After months of planning, the Helena School District has unveiled the first draft of its plan for reopening schools during the COVID-19 pandemic.

In June and July, more than 150 people worked on planning various aspects of the district’s return to classes. Now, leaders have combined that input into a roughly 35-page draft.

“This really is a comprehensive approach for our community to consider – parents, teachers and others – as to what we’ve planned for in relation to the upcoming 2020-21 school year,” said Superintendent Tyler Ream.

You can read the draft plan here.

The plan lays out details for four phases of reopening. Ream said the district may need to move back and forth among them during the school year.

The most restrictive, Phase 0, would be a return to all-remote learning, with physical schools closed. District leaders have said they want to avoid that step if at all possible. Ream noted in the draft plan that only 4% of district families reported that their children loved remote learning, while 39% said they struggled.

Phase 1, called “Alternative to Closure,” would split students into two groups and have each group on campus two days a week and doing online classes three days a week. One group would attend in-person classes on Monday and Tuesday, and the other would come in Thursday and Friday. On Wednesday, the district would perform deep cleaning in school facilities.

In Phase 2, “Modified Operations,” students would be in in-person classes each day, but school activities would be limited, visitors would be restricted and students would be broken into “cohorts” that enter and leave school at staggered times and go to lunch and recesses separately. That phase could also require “block scheduling” in middle and high school – having students spend longer in each class, but only attend a given subject on alternating days.

Phase 3 would be a return to near-normal operations, though some additional precautions would remain in effect. The draft plan says this phase would occur only once there are “minimal to no” local COVID-19 cases.

Families will also be given the option later this month to have their children continue all-online learning, through the Digital Learning Initiative. Students will receive instruction from designated teachers focusing on remote learning. They will retain their spot in their current schools and classes, and be able to rejoin later in the year. All students will be able to participate in DLI during Phases 1 and 2. In Phase 3, those that need to remain in the program will be put on individualized plans.

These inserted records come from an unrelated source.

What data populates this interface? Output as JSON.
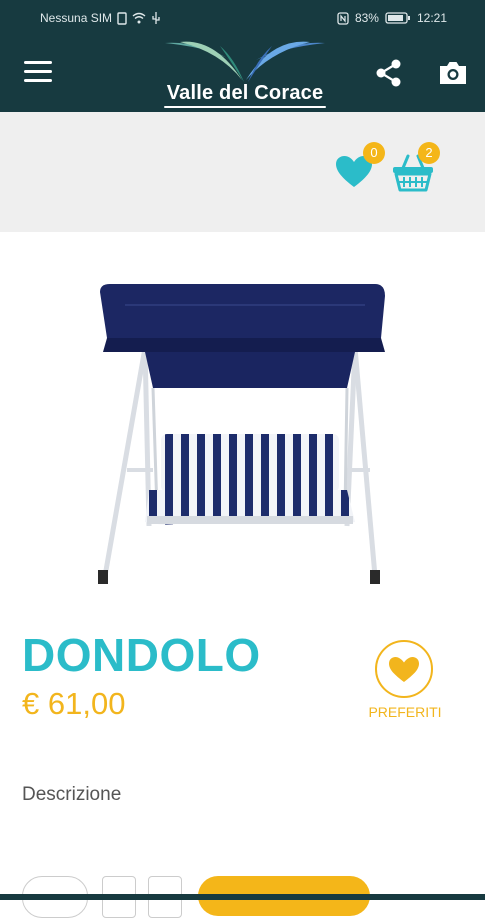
{
  "status_bar": {
    "carrier": "Nessuna SIM",
    "battery": "83%",
    "time": "12:21"
  },
  "app_bar": {
    "logo_text": "Valle del Corace",
    "colors": {
      "background": "#173a40",
      "accent": "#2bbcc9",
      "secondary": "#f2b51d"
    }
  },
  "header_actions": {
    "wishlist_count": "0",
    "cart_count": "2"
  },
  "product": {
    "name": "DONDOLO",
    "price": "€ 61,00",
    "favorite_label": "PREFERITI",
    "description_label": "Descrizione"
  },
  "icons": [
    "menu-icon",
    "share-icon",
    "camera-icon",
    "heart-icon",
    "basket-icon"
  ]
}
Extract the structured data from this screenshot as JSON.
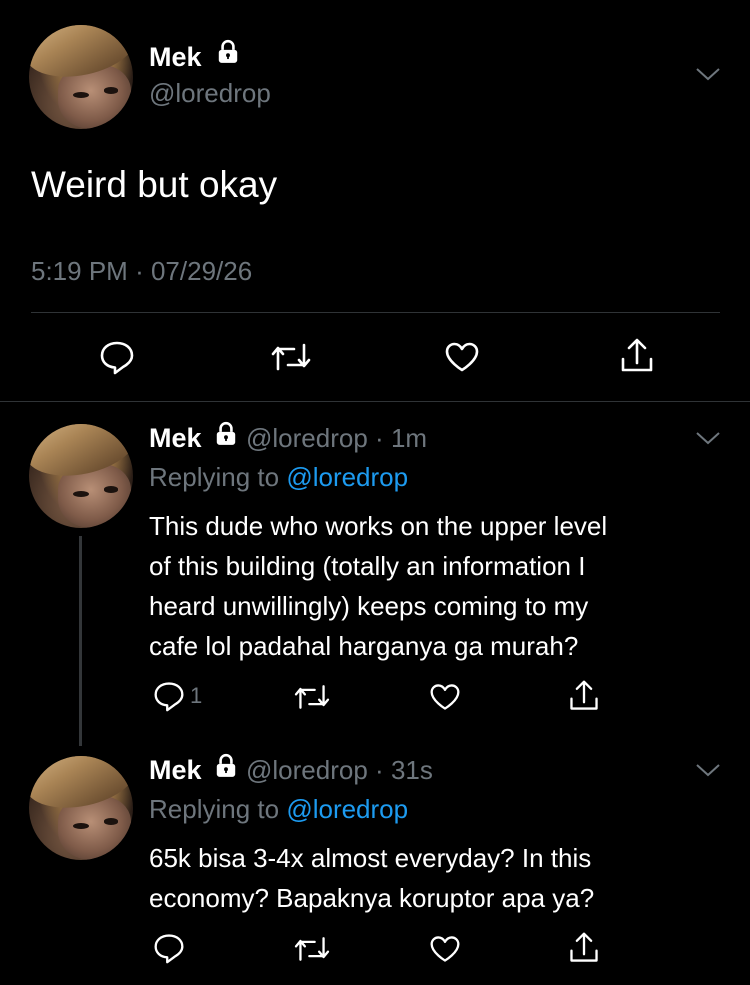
{
  "main_tweet": {
    "name": "Mek",
    "handle": "@loredrop",
    "text": "Weird but okay",
    "time": "5:19 PM",
    "sep": "·",
    "date": "07/29/26"
  },
  "replies": [
    {
      "name": "Mek",
      "handle": "@loredrop",
      "time": "1m",
      "replying_prefix": "Replying to",
      "replying_to": "@loredrop",
      "lines": [
        "This dude who works on the upper level",
        "of this building (totally an information I",
        "heard unwillingly) keeps coming to my",
        "cafe lol padahal harganya ga murah?"
      ],
      "reply_count": "1"
    },
    {
      "name": "Mek",
      "handle": "@loredrop",
      "time": "31s",
      "replying_prefix": "Replying to",
      "replying_to": "@loredrop",
      "lines": [
        "65k bisa 3-4x almost everyday? In this",
        "economy? Bapaknya koruptor apa ya?"
      ],
      "reply_count": ""
    }
  ],
  "icons": [
    "lock-icon",
    "chevron-down-icon",
    "reply-icon",
    "retweet-icon",
    "like-icon",
    "share-icon"
  ],
  "colors": {
    "background": "#000000",
    "text": "#ffffff",
    "muted": "#6e767d",
    "accent": "#1d9bf0",
    "divider": "#2f3336"
  }
}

The four phases are loosely coordinated with the statewide phases of reopening: Phase 0 with a return to stay-at-home orders, Phase 1 with gatherings being limited to 10 people, Phase 2 with the current guidance of maximum gatherings of 50, and Phase 3 with the lifting of the remaining restrictions.

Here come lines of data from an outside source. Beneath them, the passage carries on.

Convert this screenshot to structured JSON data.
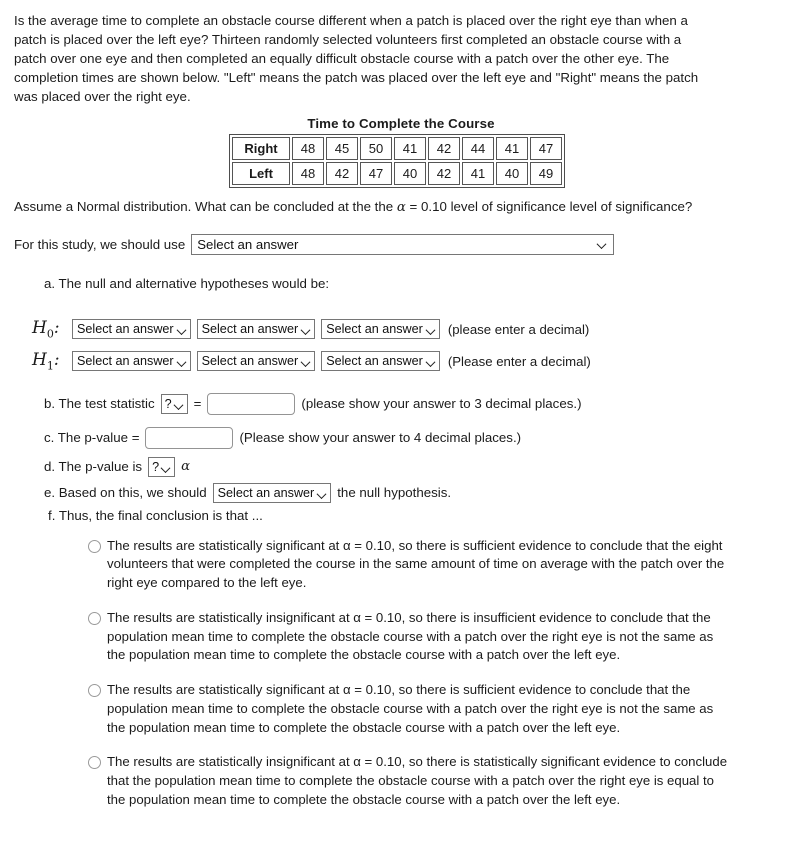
{
  "intro": {
    "paragraph": "Is the average time to complete an obstacle course different when a patch is placed over the right eye than when a patch is placed over the left eye? Thirteen randomly selected volunteers first completed an obstacle course with a patch over one eye and then completed an equally difficult obstacle course with a patch over the other eye. The completion times are shown below. \"Left\" means the patch was placed over the left eye and \"Right\" means the patch was placed over the right eye."
  },
  "table": {
    "title": "Time to Complete the Course",
    "rows": [
      {
        "label": "Right",
        "values": [
          48,
          45,
          50,
          41,
          42,
          44,
          41,
          47
        ]
      },
      {
        "label": "Left",
        "values": [
          48,
          42,
          47,
          40,
          42,
          41,
          40,
          49
        ]
      }
    ]
  },
  "assume": {
    "text_before": "Assume a Normal distribution.  What can be concluded at the the ",
    "alpha": "α",
    "text_after": " = 0.10 level of significance level of significance?"
  },
  "study": {
    "prompt": "For this study, we should use",
    "select_value": "Select an answer"
  },
  "parts": {
    "a": "a. The null and alternative hypotheses would be:",
    "b_prefix": "b. The test statistic",
    "b_question": "?",
    "b_equals": "=",
    "b_note": "(please show your answer to 3 decimal places.)",
    "c_prefix": "c. The p-value =",
    "c_note": "(Please show your answer to 4 decimal places.)",
    "d_prefix": "d. The p-value is",
    "d_question": "?",
    "d_alpha": "α",
    "e_prefix": "e. Based on this, we should",
    "e_select": "Select an answer",
    "e_suffix": "the null hypothesis.",
    "f": "f. Thus, the final conclusion is that ..."
  },
  "hypotheses": {
    "h0_label": "H",
    "h0_sub": "0",
    "h1_label": "H",
    "h1_sub": "1",
    "colon": ":",
    "select_value": "Select an answer",
    "h0_note": "(please enter a decimal)",
    "h1_note": "(Please enter a decimal)"
  },
  "conclusion_options": [
    "The results are statistically significant at α = 0.10, so there is sufficient evidence to conclude that the eight volunteers that were completed the course in the same amount of time on average with the patch over the right eye compared to the left eye.",
    "The results are statistically insignificant at α = 0.10, so there is insufficient evidence to conclude that the population mean time to complete the obstacle course with a patch over the right eye is not the same as the population mean time to complete the obstacle course with a patch over the left eye.",
    "The results are statistically significant at α = 0.10, so there is sufficient evidence to conclude that the population mean time to complete the obstacle course with a patch over the right eye is not the same as the population mean time to complete the obstacle course with a patch over the left eye.",
    "The results are statistically insignificant at α = 0.10, so there is statistically significant evidence to conclude that the population mean time to complete the obstacle course with a patch over the right eye is equal to the population mean time to complete the obstacle course with a patch over the left eye."
  ],
  "colors": {
    "text": "#1b1b1b",
    "border": "#767676",
    "input_border": "#949494"
  }
}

However, Ream said the district’s decision may not line up exactly with the state’s status. He said leaders will be working closely with Lewis and Clark Public Health to determine what the appropriate decision is based on local conditions.

There will be changes that apply at all phases of reopening. Buses will be limited to no more than 24 students, and routes will be reorganized to limit the time students have to ride. All students in second grade and above will be provided with Chromebooks for online learning. Facemasks and social distancing will be required in Phases 1 and 2, and encouraged in Phase 3. All schools will put additional emphasis on social and emotional support for students.

The district is also planning a “rolling start,” with students’ schedules varying over the first eight days of the school year, from Aug. 26 to Sept. 4.

District leaders emphasize that this plan is still a draft.

“In general what we’re looking for is feedback – what’s working, what’s not working,” said Ream. “That type of information is helpful for us because, again, this is a draft, it’s something we want to iteratively improve as we move forward.”

If you have any suggestions about the plan, you’re encouraged to email them to planning2020@helenaschools.org.

The Helena school board is set to hold a work session on the draft plan Tuesday, starting at 4 p.m. The public can view the meeting online. You can find out how to watch on the district website.